Thursday, April 14, 2016

Gardening Season: Keep Deer from Feasting on Flowers


Photos by LakehouseLyn

Deer in the yard remind me of people in a buffet line.  All hungry and they all display different appetites.

        I will admit it is frustrating watching deer dining on your garden or flowers that you have worked so hard on.  I am a deer lover and one of the reasons we chose our lake home location is because our backyard is in the woods allowing us to have a morning and sunset "deer show" season after season.  

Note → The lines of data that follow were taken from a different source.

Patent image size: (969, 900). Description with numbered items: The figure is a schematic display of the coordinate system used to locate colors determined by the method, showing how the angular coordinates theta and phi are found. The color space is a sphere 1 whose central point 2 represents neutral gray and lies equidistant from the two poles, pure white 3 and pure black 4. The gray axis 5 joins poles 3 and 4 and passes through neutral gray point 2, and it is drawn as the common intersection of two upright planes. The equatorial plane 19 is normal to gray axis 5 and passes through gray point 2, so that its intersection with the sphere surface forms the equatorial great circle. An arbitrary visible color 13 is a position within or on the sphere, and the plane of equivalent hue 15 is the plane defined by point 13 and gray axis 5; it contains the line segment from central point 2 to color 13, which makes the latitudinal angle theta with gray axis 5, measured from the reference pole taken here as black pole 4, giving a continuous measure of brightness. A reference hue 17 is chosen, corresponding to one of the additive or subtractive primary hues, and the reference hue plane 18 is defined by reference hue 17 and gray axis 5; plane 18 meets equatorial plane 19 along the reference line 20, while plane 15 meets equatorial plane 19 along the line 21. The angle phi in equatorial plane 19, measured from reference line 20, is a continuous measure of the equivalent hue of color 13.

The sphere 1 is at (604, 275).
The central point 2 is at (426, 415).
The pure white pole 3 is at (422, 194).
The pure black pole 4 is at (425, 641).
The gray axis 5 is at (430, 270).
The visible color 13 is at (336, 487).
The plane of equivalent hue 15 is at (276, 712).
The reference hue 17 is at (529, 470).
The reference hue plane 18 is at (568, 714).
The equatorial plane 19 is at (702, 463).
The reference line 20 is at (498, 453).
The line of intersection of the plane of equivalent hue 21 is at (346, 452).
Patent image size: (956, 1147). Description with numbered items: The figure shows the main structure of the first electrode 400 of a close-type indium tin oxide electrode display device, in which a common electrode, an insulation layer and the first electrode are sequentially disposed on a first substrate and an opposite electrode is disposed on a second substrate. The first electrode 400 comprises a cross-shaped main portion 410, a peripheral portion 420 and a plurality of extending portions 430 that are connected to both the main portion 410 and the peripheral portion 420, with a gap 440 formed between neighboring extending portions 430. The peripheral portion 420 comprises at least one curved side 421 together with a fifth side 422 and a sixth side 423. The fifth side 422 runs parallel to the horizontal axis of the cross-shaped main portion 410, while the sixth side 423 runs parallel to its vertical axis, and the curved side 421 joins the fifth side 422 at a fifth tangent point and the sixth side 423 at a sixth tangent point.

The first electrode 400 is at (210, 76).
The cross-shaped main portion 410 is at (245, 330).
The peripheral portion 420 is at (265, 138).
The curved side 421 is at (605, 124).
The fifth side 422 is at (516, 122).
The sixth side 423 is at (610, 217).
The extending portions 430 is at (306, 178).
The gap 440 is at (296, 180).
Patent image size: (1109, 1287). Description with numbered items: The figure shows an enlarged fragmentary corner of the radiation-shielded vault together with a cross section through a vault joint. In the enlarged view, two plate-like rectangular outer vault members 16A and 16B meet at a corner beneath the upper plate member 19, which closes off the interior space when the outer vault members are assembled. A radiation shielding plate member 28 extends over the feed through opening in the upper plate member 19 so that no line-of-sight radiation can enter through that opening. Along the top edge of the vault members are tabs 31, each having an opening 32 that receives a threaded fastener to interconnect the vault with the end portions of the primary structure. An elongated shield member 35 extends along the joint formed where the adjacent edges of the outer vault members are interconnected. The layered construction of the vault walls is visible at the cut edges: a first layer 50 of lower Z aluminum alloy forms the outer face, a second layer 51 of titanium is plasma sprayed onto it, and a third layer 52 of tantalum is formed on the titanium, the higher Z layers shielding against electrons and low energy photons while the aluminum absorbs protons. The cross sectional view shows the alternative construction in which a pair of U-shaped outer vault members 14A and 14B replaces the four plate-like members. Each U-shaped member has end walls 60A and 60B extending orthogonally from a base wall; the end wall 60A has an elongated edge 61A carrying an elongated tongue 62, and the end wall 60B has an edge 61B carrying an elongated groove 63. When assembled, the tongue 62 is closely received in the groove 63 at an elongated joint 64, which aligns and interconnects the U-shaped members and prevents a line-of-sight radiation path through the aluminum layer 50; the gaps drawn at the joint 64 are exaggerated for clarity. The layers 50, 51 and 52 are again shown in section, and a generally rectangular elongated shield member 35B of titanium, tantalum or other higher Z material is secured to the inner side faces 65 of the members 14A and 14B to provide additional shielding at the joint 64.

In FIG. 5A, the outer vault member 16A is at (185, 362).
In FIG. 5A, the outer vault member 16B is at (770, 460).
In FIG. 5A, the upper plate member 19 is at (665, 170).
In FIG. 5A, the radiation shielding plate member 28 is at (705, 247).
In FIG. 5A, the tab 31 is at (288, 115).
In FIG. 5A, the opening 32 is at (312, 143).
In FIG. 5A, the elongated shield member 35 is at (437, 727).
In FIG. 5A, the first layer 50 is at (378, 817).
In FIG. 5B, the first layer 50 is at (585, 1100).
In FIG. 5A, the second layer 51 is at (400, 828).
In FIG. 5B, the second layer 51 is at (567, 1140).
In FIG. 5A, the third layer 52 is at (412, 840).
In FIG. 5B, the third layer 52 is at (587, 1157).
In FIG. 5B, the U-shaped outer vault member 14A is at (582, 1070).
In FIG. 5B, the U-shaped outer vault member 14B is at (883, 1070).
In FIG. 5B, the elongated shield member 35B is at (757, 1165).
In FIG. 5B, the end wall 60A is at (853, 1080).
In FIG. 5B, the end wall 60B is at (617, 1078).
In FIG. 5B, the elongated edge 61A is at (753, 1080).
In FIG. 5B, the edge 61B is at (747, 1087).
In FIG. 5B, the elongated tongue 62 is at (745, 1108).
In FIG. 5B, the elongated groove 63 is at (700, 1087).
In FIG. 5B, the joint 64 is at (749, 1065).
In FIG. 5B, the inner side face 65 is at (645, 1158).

By late spring, we are enjoying watching the baby deer grow into teenagers.  As cherished as they are, they can do damage to your yard.  There has been an increase in the white-tailed population and a decrease of their natural habitat.  There are a couple of ways to discourage deer from dining on your flowers and garden. These tips from Better Homes and Garden will help you choose what plants, flowers and shrubs will thrive in your region that are not on the deer meal plan:  

1.  Deer resistant plants.  If they are hungry enough and food is scarce, your deer will eat almost anything.  But there are several choices deer will not find particularly palatable.

2.  Fencing. Physically restricting deer by enclosing your entire yard or garden in fencing that is at least 6 feet tall.  Cost is a drawback to this option.

3.  Predators.  A large, noisy dog should be a good deer deterrent. (That being said, our Labrador feels the need to bark at our deer every morning and they look up from eating our grass for a moment and continue on.) I get the feeling our dog would like the opportunity to run and romp with the neighborhood deer.  If that doesn't work, hang shiny tape or place inflated balls, whirlygigs, or other moving objects in the yard to startle deer.  Rotate them frequently, or the deer will begin to realize they are not in danger from these objects.

4.  Lastly, Repellents.  Homemade or commercial repellents are comon methods to discourage deer.  They have a bitter taste or foul odor.  You will need to reapply if snow or rain is in your forecast.  Once again, if food sources are scarce, your deer may simply ignore the repellents, despite the odor or taste.